Nie przesadzaj, ściana wschodnia to jest jeździeckie zadupie z dwoma jasnymi punktami, tzn. Robsonem i Uchwatami jeśli chodzi o zawody. Poza tym są owszem warunki do hodowli, tania ziemia i możliwość zakupu i ewentualnie dokupienia potem (bo kupić x hektarów w jednym kawałku jest niełatwo), tanie siano, tańsi niż w innych rejonach pracownicy. Ale sportu (a więc przez to lokalnie kupców na konie sportowe) nie ma. Tzn akurat Lublin jest ujezdzeniowym zagłębiem, ale to znaczy że jest z kim trenować i dac konie w trening - bez przełożenia na skupionych wkolo trenera amatorów i juniorów którzy szukają koni powyżej pewnego pulapu cenowego.

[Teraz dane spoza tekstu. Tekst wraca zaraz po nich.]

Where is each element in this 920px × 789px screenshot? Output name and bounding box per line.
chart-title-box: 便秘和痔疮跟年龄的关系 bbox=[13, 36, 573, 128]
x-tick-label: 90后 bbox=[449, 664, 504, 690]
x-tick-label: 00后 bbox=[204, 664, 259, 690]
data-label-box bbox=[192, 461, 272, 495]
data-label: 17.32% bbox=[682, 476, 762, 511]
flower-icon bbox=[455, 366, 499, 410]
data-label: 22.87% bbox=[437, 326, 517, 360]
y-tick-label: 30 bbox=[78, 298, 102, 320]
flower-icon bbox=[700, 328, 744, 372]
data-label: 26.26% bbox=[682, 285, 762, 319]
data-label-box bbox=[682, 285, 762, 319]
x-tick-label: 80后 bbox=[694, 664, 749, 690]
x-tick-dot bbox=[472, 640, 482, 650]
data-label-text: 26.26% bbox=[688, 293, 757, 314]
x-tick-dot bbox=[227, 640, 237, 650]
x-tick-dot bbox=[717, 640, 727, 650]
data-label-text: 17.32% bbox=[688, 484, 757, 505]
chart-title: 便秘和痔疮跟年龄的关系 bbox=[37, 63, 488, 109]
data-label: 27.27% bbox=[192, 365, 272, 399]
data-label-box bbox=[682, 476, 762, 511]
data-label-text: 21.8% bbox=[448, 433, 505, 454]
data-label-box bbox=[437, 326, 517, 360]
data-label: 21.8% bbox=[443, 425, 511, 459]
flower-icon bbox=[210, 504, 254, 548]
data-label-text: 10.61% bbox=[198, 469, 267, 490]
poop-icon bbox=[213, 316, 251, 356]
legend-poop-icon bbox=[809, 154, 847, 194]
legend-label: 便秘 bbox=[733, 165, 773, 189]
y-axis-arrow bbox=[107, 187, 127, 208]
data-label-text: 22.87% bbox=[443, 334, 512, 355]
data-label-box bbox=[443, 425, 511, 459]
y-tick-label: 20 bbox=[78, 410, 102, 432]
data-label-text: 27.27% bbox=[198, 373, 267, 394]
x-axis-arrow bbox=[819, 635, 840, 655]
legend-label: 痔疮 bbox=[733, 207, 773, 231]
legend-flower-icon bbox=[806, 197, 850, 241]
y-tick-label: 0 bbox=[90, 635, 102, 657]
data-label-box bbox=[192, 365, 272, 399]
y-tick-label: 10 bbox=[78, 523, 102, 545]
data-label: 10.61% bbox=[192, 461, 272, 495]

Jeśli chodzi o kupców z dalszych okolic, to niestety sprawdzone wiele razy, Niemcy tak daleko od granicy nie przyjadą, ze Skandynawii też mają kupcy bliżej na Pomorze. Czechy, Austria - wszystko jezdzi na Śląsk po konie. Ja osobiście rozkminiam rynki na wschodzie, przeszkadza mi brak znajomości języka, więc jest koniecznosc korzystania z pośredników.